The outbreak of the coronavirus has dealt a shock to the global economy with unprecedented speed. Following are developments Monday related to national and global response, the work place and the spread of the virus.
EARNINGS SEASON: The damage from the pandemic is playing out in quarterly earnings reports, which have begun to capture the earliest days of the outbreak. Quarterly growth has plunged 13% for S&P 500 companies that have reported, according to S&P Global. Most companies have withdrawn all financial guidance for the year given the unprecedented disruption to the economy.
— Under Armour's sales fell 23% in the first quarter, with 15% of that decline related to the impact of the virus outbreak. The report Monday dragged down a bunch of other clothing makers including Hanesbrands, PVH, Tapestry and Capri.
— If there is any potentially good news for the crippled hotel industry, it can be found in China. Marriott, like other lodging companies with operations in China, said Monday that business there is starting to come back. Still, Marriott's revenue per available room dropped 22.5% and it slashed its expectations for this quarter.
— Cosmetics company Coty reported a surprise loss Monday, but it also received some desperately needed cash. The private equity firm KKR & Co. is investing $750 million in Coty Inc.
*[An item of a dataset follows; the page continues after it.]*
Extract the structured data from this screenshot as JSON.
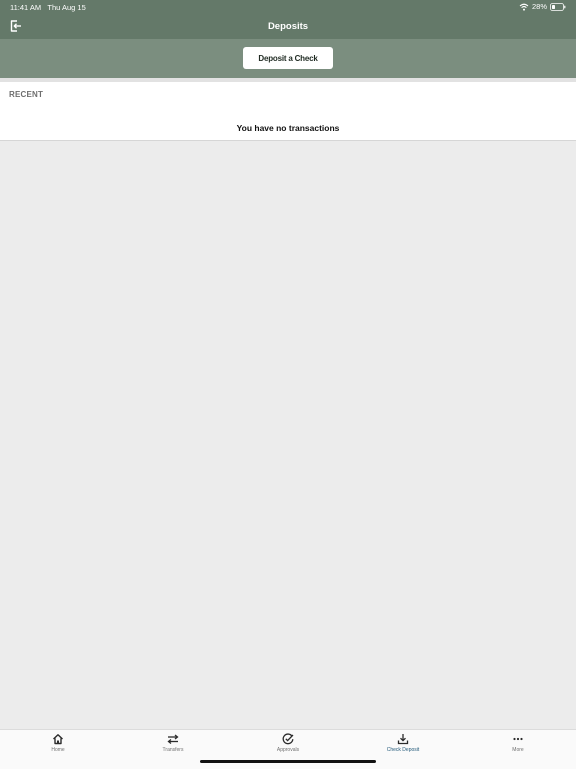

UNCERTAIN FUTURE: Companies from all sectors are trying to find a path out of the pandemic, and it's faltering. Neiman Marcus and J.Crew have already filed for bankruptcy protection, along with a smattering of energy companies. Hundreds more are expected.
— Stage Stores filed for Chapter 11 bankruptcy protection Monday. The company said it will simultaneously solicit bids from those seeking to keep operations going, and from those that want to buy its assets. The chain will reopen some stores in the coming weeks to liquidate its inventory.